Professor John Geanakoplos: Buyer fourteen sold to buyer forty-four for twenty, and buyer twenty sold to buyer forty for twenty-two, and seller twenty-four sold to buyer thirty for twenty-five. So five people traded, now which five were they? The sellers were ten, six, fourteen and twenty-four, one, two, three, four, five, the bottom five. The five buyers were thirty-six, twenty, forty-four, forty and thirty. So basically forty-four, forty, thirty-six, thirty, twenty-six didn't buy, twenty bought instead. So if you look at it, so it's not quite the way theory would have predicted, but almost. If you look at it, if you just shuffle the order and you put the sellers, instead of from top to bottom you put them from bottom to top, you get what looks like a demand curve and a supply curve. And so what happened?
All these five people ended up selling, one, two, three, four, five, those are exactly the sellers. The price they sold for was all between twenty and twenty-five, and the five buyers were forty-four, forty, thirty-six, thirty. Twenty-six didn't manage to buy, but twenty bought. So what is the theory of the free market? The theory of the free market says, "This chaotic situation where they had less than two minutes to decide what to do could be analyzed as if you put a demand curve together with a supply curve and there was one price that they miraculously knew. Here it should have been twenty-five. It turned out to be twenty or twenty-two that all the trade took place at. At that one price you get all the trades happening. The people have the highest valuation buyers they're the ones who get the tickets. The people with the lowest valuation sellers sell it. So the people who end up with the tickets are these red guys at the top and the blue guys at the top. All the tickets go from the people who value the stuff least to the people who value it more. So the market has done an extraordinary thing in two minutes.

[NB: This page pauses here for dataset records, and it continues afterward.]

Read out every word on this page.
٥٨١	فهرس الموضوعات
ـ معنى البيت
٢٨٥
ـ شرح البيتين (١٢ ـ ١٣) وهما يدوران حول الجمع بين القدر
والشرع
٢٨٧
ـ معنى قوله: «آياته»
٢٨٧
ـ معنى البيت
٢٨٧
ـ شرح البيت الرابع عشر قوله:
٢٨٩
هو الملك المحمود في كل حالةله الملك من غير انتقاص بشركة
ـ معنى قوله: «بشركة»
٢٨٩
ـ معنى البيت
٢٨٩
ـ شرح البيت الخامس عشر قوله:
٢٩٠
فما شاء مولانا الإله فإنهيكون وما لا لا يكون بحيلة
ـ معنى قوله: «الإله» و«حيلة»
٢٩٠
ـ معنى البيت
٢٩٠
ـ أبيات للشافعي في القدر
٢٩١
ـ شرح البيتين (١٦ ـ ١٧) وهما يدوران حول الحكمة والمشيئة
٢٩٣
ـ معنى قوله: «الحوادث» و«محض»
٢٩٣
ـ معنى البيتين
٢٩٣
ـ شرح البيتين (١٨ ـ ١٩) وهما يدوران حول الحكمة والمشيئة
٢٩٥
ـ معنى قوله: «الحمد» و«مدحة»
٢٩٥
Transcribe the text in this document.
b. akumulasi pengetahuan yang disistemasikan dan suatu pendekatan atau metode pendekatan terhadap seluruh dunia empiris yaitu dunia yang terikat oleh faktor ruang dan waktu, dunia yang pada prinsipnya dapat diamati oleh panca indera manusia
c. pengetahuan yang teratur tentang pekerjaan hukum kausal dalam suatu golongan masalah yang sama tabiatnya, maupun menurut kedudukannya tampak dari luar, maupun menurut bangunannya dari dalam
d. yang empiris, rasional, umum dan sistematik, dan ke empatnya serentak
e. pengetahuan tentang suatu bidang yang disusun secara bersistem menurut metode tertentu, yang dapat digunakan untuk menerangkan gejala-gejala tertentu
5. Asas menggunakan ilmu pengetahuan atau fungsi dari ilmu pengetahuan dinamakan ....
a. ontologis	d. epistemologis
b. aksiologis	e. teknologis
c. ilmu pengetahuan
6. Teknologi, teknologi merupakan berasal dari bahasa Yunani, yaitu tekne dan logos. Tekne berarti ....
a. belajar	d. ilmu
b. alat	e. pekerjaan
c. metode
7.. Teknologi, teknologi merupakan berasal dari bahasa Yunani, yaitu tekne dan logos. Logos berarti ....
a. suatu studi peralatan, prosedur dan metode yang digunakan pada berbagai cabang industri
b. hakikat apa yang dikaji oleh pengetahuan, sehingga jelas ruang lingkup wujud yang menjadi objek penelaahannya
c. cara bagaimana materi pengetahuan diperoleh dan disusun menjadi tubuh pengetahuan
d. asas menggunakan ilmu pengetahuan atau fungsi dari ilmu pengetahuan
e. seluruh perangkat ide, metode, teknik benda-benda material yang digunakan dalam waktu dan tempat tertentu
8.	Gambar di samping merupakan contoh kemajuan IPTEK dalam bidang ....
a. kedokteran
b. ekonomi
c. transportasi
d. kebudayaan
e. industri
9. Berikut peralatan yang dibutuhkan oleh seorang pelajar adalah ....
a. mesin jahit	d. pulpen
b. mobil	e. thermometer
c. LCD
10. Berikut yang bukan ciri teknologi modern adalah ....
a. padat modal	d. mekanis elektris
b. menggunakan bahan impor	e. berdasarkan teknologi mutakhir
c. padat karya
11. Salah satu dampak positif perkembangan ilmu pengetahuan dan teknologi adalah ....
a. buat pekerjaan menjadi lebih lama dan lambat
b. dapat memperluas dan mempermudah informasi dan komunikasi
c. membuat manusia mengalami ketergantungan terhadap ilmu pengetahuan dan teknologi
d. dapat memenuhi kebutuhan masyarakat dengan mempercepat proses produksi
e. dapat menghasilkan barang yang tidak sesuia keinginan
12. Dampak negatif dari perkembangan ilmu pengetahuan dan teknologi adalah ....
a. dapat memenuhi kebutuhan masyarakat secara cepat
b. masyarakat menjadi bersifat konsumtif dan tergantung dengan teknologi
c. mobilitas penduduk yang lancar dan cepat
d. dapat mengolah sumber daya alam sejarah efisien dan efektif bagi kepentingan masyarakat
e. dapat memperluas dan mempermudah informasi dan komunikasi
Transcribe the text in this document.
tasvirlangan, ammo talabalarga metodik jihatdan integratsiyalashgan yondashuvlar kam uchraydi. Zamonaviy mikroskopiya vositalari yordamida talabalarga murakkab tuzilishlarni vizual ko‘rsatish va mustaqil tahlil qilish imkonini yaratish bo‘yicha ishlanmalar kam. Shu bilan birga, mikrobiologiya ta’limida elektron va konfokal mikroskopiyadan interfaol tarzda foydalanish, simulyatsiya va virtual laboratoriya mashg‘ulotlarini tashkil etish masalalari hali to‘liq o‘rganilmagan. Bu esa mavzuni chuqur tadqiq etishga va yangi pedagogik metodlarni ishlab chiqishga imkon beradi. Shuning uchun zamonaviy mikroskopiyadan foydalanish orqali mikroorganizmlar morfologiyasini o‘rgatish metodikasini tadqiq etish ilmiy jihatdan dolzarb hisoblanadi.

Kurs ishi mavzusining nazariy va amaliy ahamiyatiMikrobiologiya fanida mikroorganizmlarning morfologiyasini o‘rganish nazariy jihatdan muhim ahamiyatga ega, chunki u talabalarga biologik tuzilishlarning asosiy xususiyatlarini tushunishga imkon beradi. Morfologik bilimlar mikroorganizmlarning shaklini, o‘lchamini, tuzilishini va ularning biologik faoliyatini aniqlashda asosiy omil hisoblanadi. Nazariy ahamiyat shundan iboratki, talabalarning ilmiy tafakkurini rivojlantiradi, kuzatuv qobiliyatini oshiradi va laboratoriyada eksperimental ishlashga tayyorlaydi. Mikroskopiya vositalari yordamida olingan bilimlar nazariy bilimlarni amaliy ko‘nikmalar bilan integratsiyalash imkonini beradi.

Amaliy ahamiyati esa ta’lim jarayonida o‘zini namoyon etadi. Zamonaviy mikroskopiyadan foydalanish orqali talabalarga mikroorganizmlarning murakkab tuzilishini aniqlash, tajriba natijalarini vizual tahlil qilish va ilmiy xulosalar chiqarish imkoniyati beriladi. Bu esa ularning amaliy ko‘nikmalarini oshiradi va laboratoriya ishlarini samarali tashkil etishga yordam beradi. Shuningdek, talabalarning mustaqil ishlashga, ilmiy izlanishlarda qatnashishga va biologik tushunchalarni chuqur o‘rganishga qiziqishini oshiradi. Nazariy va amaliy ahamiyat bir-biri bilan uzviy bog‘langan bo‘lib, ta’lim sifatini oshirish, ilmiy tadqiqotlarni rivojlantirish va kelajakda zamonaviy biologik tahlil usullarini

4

So there was one mistake. Mister or miss twenty, whose identity we are protecting, although I'm searching the faces, mister or miss twenty got a very bad deal. She or he, let's say he, bought at twenty when the value was twenty. That was a horrible deal. He didn't get any extra out of it. So he should probably have only bought if the price were lower, and then twenty-six would have bought instead of twenty. So twenty sort of squeezed his way into the market, so twenty-six and twenty between them somehow there was a slight inefficiency. But basically with no training, no background, no practice, these sixteen undergraduates managed to reproduce--they gathered all the information in the whole economy, and they discovered who were the eight people who valued the tickets the most and they ended up with all the tickets. For me to do it and sort it out would have taken longer. The market solves a complicated problem, and gets information incredibly quickly, and puts things into the hands of the people who value it the most. And the marginal buyer thought it was worth about twenty-five or twenty and that's what the price turned out to be. So anyway, we're going to come back to this parable at the beginning of the next class.